For instance in en-US, all these synonyms would do nothing at all:
de activate, de-activate
load, loading, loaded
bug, bugs
Stop words¶
Synonyms containing stop words (such as "in" or "on") must be treated with care, as the stop words will also be filtered out of the synonyms.
For example, these two rules produce the same result in the en-US analysis chain:
addon, add on
addon, add
So a character mapping should be used to turn phrases containing those stop words into ones which don't. Those resulting phrases can then be used in the synonyms definition.
Applying to all locales¶
There's also an _all.txt
file,
which specifies synonyms which should be applied across all locales.
Suitable synonyms here include brand names or specific technical terms which won't tend to be localized.
Updating¶
In development synonyms can be updated very easily. Save your changes in the text file and run:
./manage.py es_init --reload-search-analyzers
If no other changes were made to the index configurations, then this should apply successfully, and your already-indexed data will persist within the index and not require any indexing (because these synonyms are applied at query time).
On production¶
The synonym files need to be put in a bundle and uploaded to the Elastic Cloud.

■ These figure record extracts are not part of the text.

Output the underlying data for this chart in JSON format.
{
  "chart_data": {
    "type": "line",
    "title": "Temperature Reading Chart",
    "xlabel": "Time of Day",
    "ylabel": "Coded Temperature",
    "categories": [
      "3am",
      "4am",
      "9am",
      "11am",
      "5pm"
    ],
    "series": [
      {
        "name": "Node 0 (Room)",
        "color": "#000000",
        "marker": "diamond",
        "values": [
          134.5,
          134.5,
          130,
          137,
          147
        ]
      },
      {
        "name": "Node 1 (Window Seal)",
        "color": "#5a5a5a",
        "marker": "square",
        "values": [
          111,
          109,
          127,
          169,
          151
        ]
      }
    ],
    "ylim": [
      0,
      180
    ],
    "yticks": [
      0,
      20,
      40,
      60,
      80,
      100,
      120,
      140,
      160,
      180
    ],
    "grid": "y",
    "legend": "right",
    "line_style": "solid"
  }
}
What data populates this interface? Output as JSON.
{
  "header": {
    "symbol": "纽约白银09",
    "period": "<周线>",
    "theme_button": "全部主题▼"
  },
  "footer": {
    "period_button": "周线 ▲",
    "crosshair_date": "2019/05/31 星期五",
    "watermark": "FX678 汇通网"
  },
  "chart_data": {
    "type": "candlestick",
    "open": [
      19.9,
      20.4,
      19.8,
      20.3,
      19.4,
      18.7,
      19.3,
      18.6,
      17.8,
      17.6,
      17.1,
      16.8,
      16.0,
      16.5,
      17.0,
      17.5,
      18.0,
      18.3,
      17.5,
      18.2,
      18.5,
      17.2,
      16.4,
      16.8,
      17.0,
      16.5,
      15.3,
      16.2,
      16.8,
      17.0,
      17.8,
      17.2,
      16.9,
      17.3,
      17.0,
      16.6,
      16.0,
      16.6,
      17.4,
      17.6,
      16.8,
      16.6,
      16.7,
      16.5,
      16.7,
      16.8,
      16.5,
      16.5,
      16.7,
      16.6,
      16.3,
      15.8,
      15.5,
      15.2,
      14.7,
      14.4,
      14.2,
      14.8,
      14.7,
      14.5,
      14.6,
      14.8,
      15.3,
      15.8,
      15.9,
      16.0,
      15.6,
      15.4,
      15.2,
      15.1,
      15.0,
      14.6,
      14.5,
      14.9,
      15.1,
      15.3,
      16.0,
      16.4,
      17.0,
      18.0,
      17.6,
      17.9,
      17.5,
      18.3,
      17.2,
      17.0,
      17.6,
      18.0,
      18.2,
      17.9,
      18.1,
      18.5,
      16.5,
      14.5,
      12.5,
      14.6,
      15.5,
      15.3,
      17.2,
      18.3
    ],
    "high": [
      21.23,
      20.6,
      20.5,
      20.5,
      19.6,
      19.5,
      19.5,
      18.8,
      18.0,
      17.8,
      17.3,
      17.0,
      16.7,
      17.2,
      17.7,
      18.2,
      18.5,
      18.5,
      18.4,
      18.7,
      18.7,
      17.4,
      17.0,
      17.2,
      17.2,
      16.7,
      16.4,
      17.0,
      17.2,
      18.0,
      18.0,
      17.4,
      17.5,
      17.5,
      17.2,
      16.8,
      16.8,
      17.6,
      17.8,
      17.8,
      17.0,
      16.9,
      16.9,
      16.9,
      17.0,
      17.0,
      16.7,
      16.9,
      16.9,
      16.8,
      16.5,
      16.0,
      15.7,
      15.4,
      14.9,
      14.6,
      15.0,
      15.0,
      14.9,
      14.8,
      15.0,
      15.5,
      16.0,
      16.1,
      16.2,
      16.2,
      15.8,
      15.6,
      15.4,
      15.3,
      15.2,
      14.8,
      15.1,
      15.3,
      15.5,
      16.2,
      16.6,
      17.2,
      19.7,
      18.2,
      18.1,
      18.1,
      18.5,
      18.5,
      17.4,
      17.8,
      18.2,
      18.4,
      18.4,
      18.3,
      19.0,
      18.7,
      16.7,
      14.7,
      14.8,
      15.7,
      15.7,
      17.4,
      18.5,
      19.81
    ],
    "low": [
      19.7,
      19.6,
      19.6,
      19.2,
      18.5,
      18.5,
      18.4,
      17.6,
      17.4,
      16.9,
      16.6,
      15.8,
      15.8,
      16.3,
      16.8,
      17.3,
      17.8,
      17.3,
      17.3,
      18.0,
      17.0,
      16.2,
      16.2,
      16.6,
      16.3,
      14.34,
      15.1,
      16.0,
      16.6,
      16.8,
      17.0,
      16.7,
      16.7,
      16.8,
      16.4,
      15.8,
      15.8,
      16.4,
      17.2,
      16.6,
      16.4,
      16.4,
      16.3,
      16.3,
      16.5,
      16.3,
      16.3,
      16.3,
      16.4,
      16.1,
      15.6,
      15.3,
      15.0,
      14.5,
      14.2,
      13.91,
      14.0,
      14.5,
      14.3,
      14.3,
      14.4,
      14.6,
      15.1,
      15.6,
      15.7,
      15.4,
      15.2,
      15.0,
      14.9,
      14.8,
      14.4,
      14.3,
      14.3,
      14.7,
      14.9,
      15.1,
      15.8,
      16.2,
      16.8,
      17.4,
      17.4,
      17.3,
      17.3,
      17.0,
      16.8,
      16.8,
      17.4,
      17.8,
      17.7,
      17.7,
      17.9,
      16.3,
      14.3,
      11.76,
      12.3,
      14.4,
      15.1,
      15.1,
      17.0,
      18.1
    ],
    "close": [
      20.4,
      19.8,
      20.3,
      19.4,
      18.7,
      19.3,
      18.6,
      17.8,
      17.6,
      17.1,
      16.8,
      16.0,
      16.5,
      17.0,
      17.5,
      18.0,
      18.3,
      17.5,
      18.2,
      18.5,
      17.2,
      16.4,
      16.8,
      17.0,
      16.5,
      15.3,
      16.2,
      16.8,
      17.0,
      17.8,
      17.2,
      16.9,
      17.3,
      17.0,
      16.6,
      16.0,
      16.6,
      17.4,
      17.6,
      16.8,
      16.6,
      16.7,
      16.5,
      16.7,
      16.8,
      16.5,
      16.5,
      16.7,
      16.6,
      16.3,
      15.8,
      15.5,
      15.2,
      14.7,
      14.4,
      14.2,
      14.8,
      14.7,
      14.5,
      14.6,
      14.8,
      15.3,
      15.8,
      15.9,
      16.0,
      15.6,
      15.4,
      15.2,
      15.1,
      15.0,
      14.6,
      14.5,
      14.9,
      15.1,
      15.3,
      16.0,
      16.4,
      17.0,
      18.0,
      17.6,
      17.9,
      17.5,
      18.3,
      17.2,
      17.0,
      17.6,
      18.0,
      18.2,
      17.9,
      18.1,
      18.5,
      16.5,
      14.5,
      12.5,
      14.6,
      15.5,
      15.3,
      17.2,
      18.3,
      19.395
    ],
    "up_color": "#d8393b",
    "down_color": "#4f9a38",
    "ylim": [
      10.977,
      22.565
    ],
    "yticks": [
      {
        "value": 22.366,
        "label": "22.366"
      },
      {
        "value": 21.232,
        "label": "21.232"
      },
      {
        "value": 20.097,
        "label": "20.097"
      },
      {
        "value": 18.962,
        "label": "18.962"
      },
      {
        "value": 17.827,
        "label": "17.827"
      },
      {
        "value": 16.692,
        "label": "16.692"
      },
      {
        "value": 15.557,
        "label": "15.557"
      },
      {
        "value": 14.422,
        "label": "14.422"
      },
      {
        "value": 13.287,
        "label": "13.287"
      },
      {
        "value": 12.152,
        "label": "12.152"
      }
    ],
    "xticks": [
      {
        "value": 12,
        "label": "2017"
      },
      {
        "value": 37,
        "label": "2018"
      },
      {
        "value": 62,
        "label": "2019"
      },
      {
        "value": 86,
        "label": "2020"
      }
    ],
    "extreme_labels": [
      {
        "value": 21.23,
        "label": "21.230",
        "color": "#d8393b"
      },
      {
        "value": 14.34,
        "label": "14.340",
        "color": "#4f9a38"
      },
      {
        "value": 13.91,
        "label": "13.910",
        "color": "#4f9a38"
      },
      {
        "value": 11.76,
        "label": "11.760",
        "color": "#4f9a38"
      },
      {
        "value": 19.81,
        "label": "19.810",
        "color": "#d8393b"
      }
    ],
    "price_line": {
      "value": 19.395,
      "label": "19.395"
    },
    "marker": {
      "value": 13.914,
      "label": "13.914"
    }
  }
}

Run the bin/create_elastic_bundle.sh
script to create a zip file with the appropriate directory structure.
(You'll need to have zip
installed for this command to work.)
Then, either create an extension, or update the previously created extension.
And in either case, update the deployment configuration with the custom extension.
.. Note::
When updating the deployment after updating an already-existing extension,
Elastic Cloud may say that no changes are being applied.
That isn't true,
and through testing it seems like the extension is being updated,
and the search analyzers are being reloaded automatically.
From testing,
this seems to be the only approach to update and reload synonyms on the Elastic Cloud.
Updating the extension,
restarting the cluster and using the reload-search-analyzers command *won't* work.
Thankfully there's an open issue upstream to make managing synonyms easier with an API:
https://github.com/elastic/elasticsearch/issues/38523
Character mappings¶
Character mappings cannot be dynamically updated, this is because they're applied at index time. So any changes to a character mapping requires a re-index.
Taking the addon example from above, we'd want to create character mappings like:
[
"add on => addon",
"add-on => addon",
]
Post-tokenization addon
doesn't contain an on
token,
so this is a suitable phrase to replace with.
Unlike synonyms, character mappings are applied before any other part of the analysis chain, so space separated and hyphen-separated phrases need to both be added.
In theory plural and conjugated forms of words also need to be specified, however in practice plural words tend to be covered by the singular replacement as well (e.g. "add on" is a substring in "add ons", so "add ons" is replaced by "addons") and there is marginal benefit to defining every single conjugation of a verb.